On July 26th, the Fourth Circuit Court of Appeals dismissed a lawsuit brought by the State of North Carolina against the Tennessee Valley Authority (“TVA”) alleging that interstate air emissions from TVA power plants create a public nuisance. The dismissal set aside an injunction that would have required the installation of more than a billion dollars worth of emissions control technologies at four TVA plants in Alabama and Tennessee. North Carolina v. TVA, — F.3d —, 2010 WL 2891572 (4th Cir. Jul. 26, 2010).
The Fourth Circuit rejected the use of “vague public nuisance standards” to address activities that are expressly permitted and extensively regulated under the Clean Air Act. It stressed the potential for chaos among states resulting from a patchwork of nuisance injunctions and for disruption of expectations and reliance interests of those actors that have complied with the Act’s requirements. However, the Court refrained from completely preempting the field of air emissions regulation, noting that the Clean Air Act’s savings clause may allow for certain common law nuisance claims.

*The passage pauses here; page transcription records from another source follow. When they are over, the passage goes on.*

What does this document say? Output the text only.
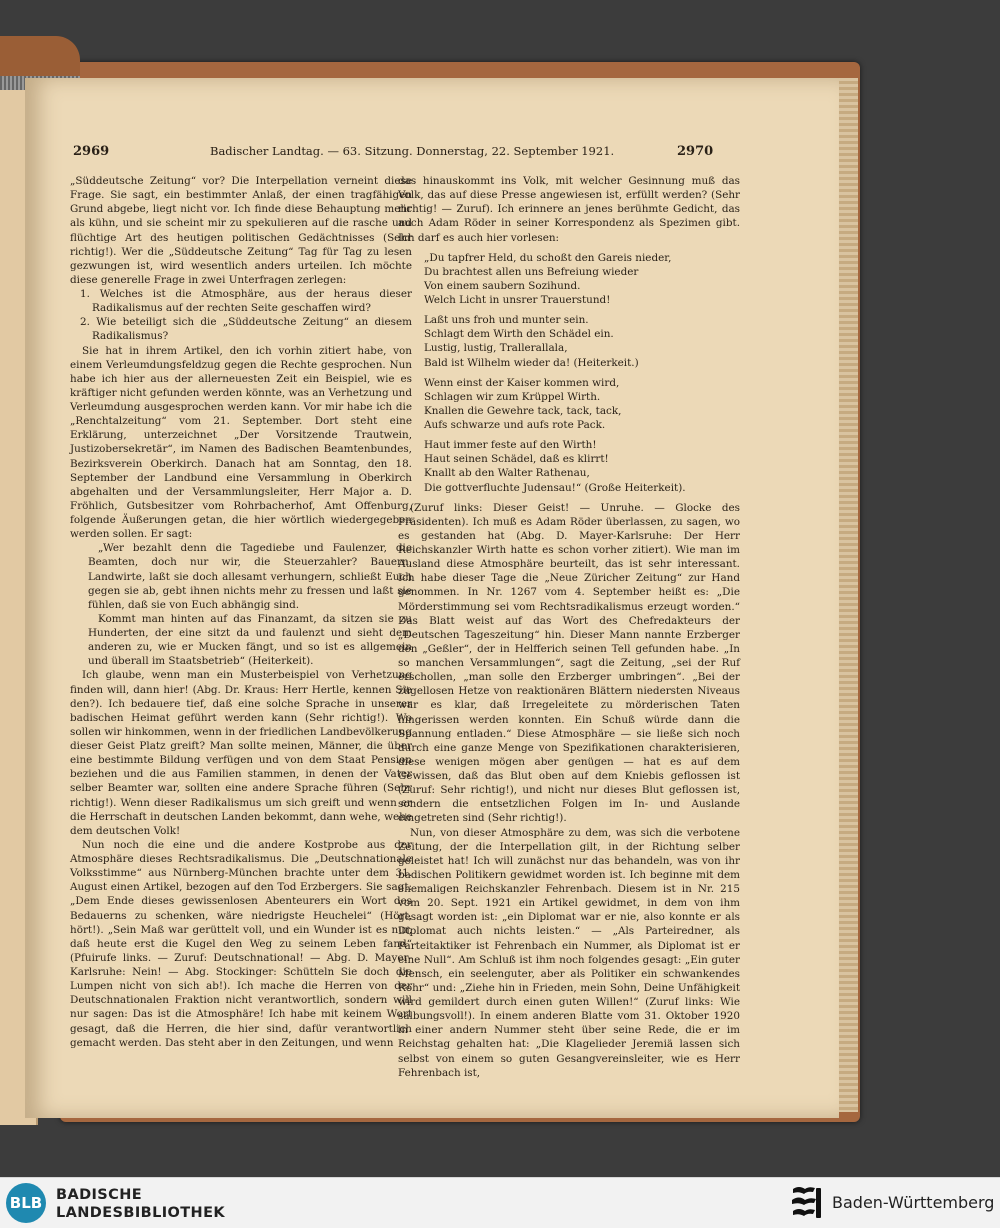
2969	Badischer Landtag. — 63. Sitzung. Donnerstag, 22. September 1921.	2970

„Süddeutsche Zeitung“ vor? Die Interpellation verneint diese Frage. Sie sagt, ein bestimmter Anlaß, der einen tragfähigen Grund abgebe, liegt nicht vor. Ich finde diese Behauptung mehr als kühn, und sie scheint mir zu spekulieren auf die rasche und flüchtige Art des heutigen politischen Gedächtnisses (Sehr richtig!). Wer die „Süddeutsche Zeitung“ Tag für Tag zu lesen gezwungen ist, wird wesentlich anders urteilen. Ich möchte diese generelle Frage in zwei Unterfragen zerlegen:

1. Welches ist die Atmosphäre, aus der heraus dieser Radikalismus auf der rechten Seite geschaffen wird?

2. Wie beteiligt sich die „Süddeutsche Zeitung“ an diesem Radikalismus?

Sie hat in ihrem Artikel, den ich vorhin zitiert habe, von einem Verleumdungsfeldzug gegen die Rechte gesprochen. Nun habe ich hier aus der allerneuesten Zeit ein Beispiel, wie es kräftiger nicht gefunden werden könnte, was an Verhetzung und Verleumdung ausgesprochen werden kann. Vor mir habe ich die „Renchtalzeitung“ vom 21. September. Dort steht eine Erklärung, unterzeichnet „Der Vorsitzende Trautwein, Justizobersekretär“, im Namen des Badischen Beamtenbundes, Bezirksverein Oberkirch. Danach hat am Sonntag, den 18. September der Landbund eine Versammlung in Oberkirch abgehalten und der Versammlungsleiter, Herr Major a. D. Fröhlich, Gutsbesitzer vom Rohrbacherhof, Amt Offenburg, folgende Äußerungen getan, die hier wörtlich wiedergegeben werden sollen. Er sagt:

„Wer bezahlt denn die Tagediebe und Faulenzer, die Beamten, doch nur wir, die Steuerzahler? Bauern, Landwirte, laßt sie doch allesamt verhungern, schließt Euch gegen sie ab, gebt ihnen nichts mehr zu fressen und laßt sie fühlen, daß sie von Euch abhängig sind.

Kommt man hinten auf das Finanzamt, da sitzen sie zu Hunderten, der eine sitzt da und faulenzt und sieht dem anderen zu, wie er Mucken fängt, und so ist es allgemein und überall im Staatsbetrieb“ (Heiterkeit).

Ich glaube, wenn man ein Musterbeispiel von Verhetzung finden will, dann hier! (Abg. Dr. Kraus: Herr Hertle, kennen Sie den?). Ich bedauere tief, daß eine solche Sprache in unserer badischen Heimat geführt werden kann (Sehr richtig!). Wo sollen wir hinkommen, wenn in der friedlichen Landbevölkerung dieser Geist Platz greift? Man sollte meinen, Männer, die über eine bestimmte Bildung verfügen und von dem Staat Pension beziehen und die aus Familien stammen, in denen der Vater selber Beamter war, sollten eine andere Sprache führen (Sehr richtig!). Wenn dieser Radikalismus um sich greift und wenn er die Herrschaft in deutschen Landen bekommt, dann wehe, wehe dem deutschen Volk!

Nun noch die eine und die andere Kostprobe aus der Atmosphäre dieses Rechtsradikalismus. Die „Deutschnationale Volksstimme“ aus Nürnberg-München brachte unter dem 31. August einen Artikel, bezogen auf den Tod Erzbergers. Sie sagt: „Dem Ende dieses gewissenlosen Abenteurers ein Wort des Bedauerns zu schenken, wäre niedrigste Heuchelei“ (Hört, hört!). „Sein Maß war gerüttelt voll, und ein Wunder ist es nur, daß heute erst die Kugel den Weg zu seinem Leben fand“ (Pfuirufe links. — Zuruf: Deutschnational! — Abg. D. Mayer-Karlsruhe: Nein! — Abg. Stockinger: Schütteln Sie doch die Lumpen nicht von sich ab!). Ich mache die Herren von der Deutschnationalen Fraktion nicht verantwortlich, sondern will nur sagen: Das ist die Atmosphäre! Ich habe mit keinem Wort gesagt, daß die Herren, die hier sind, dafür verantwortlich gemacht werden. Das steht aber in den Zeitungen, und wenn

das hinauskommt ins Volk, mit welcher Gesinnung muß das Volk, das auf diese Presse angewiesen ist, erfüllt werden? (Sehr richtig! — Zuruf). Ich erinnere an jenes berühmte Gedicht, das auch Adam Röder in seiner Korrespondenz als Spezimen gibt. Ich darf es auch hier vorlesen:

„Du tapfrer Held, du schoßt den Gareis nieder,
Du brachtest allen uns Befreiung wieder
Von einem saubern Sozihund.
Welch Licht in unsrer Trauerstund!
Laßt uns froh und munter sein.
Schlagt dem Wirth den Schädel ein.
Lustig, lustig, Trallerallala,
Bald ist Wilhelm wieder da! (Heiterkeit.)
Wenn einst der Kaiser kommen wird,
Schlagen wir zum Krüppel Wirth.
Knallen die Gewehre tack, tack, tack,
Aufs schwarze und aufs rote Pack.
Haut immer feste auf den Wirth!
Haut seinen Schädel, daß es klirrt!
Knallt ab den Walter Rathenau,
Die gottverfluchte Judensau!“ (Große Heiterkeit).

(Zuruf links: Dieser Geist! — Unruhe. — Glocke des Präsidenten). Ich muß es Adam Röder überlassen, zu sagen, wo es gestanden hat (Abg. D. Mayer-Karlsruhe: Der Herr Reichskanzler Wirth hatte es schon vorher zitiert). Wie man im Ausland diese Atmosphäre beurteilt, das ist sehr interessant. Ich habe dieser Tage die „Neue Züricher Zeitung“ zur Hand genommen. In Nr. 1267 vom 4. September heißt es: „Die Mörderstimmung sei vom Rechtsradikalismus erzeugt worden.“ Das Blatt weist auf das Wort des Chefredakteurs der „Deutschen Tageszeitung“ hin. Dieser Mann nannte Erzberger den „Geßler“, der in Helfferich seinen Tell gefunden habe. „In so manchen Versammlungen“, sagt die Zeitung, „sei der Ruf erschollen, „man solle den Erzberger umbringen“. „Bei der zügellosen Hetze von reaktionären Blättern niedersten Niveaus war es klar, daß Irregeleitete zu mörderischen Taten hingerissen werden konnten. Ein Schuß würde dann die Spannung entladen.“ Diese Atmosphäre — sie ließe sich noch durch eine ganze Menge von Spezifikationen charakterisieren, diese wenigen mögen aber genügen — hat es auf dem Gewissen, daß das Blut oben auf dem Kniebis geflossen ist (Zuruf: Sehr richtig!), und nicht nur dieses Blut geflossen ist, sondern die entsetzlichen Folgen im In- und Auslande eingetreten sind (Sehr richtig!).

Nun, von dieser Atmosphäre zu dem, was sich die verbotene Zeitung, der die Interpellation gilt, in der Richtung selber geleistet hat! Ich will zunächst nur das behandeln, was von ihr badischen Politikern gewidmet worden ist. Ich beginne mit dem ehemaligen Reichskanzler Fehrenbach. Diesem ist in Nr. 215 vom 20. Sept. 1921 ein Artikel gewidmet, in dem von ihm gesagt worden ist: „ein Diplomat war er nie, also konnte er als Diplomat auch nichts leisten.“ — „Als Parteiredner, als Parteitaktiker ist Fehrenbach ein Nummer, als Diplomat ist er eine Null“. Am Schluß ist ihm noch folgendes gesagt: „Ein guter Mensch, ein seelenguter, aber als Politiker ein schwankendes Rohr“ und: „Ziehe hin in Frieden, mein Sohn, Deine Unfähigkeit wird gemildert durch einen guten Willen!“ (Zuruf links: Wie salbungsvoll!). In einem anderen Blatte vom 31. Oktober 1920 in einer andern Nummer steht über seine Rede, die er im Reichstag gehalten hat: „Die Klagelieder Jeremiä lassen sich selbst von einem so guten Gesangvereinsleiter, wie es Herr Fehrenbach ist,

BLB BADISCHE
LANDESBIBLIOTHEK
Baden-Württemberg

Citing principles of federalism, the Fourth Circuit also criticized the district court’s decision for its application of North Carolina law extraterritorially to TVA plants located in Alabama and Tennessee by crafting an injunction that relied on the emissions standards of a North Carolina state law. The three-judge panel highlighted the remedies that remain available to North Carolina, including the Clean Air Act’s Section 126 petition process, the comment period for State Implementation Plans, judicial review of EPA actions, as well as citizen suit remedies under the Clean Air Act.
While the precedential impact of the opinion is yet unclear, the participation of the attorneys general of sixteen other states, including New York’s Andrew Cuomo, in an amicus brief supporting the authority of states to bring public nuisance actions to abate interstate pollution signals the importance of the issue. Although the Fourth Circuit’s decision did not involve claims relating to greenhouse gas emissions, a recent petition for certiorari challenging the Second Circuit’s common law nuisance findings with respect to greenhouse gas emissions cited North Carolina v. TVA as evidence that comprehensive regulation under the Clean Air Act can displace federal common law nuisance claims. Connecticut v. American Electric Power Co., 582 F.3d 309 (2d Cir. 2009), petition for cert. filed, No. 10- (U.S. Aug. 2, 2010). This issue will continue to percolate in the courts unless and until it is resolved by the Supreme Court.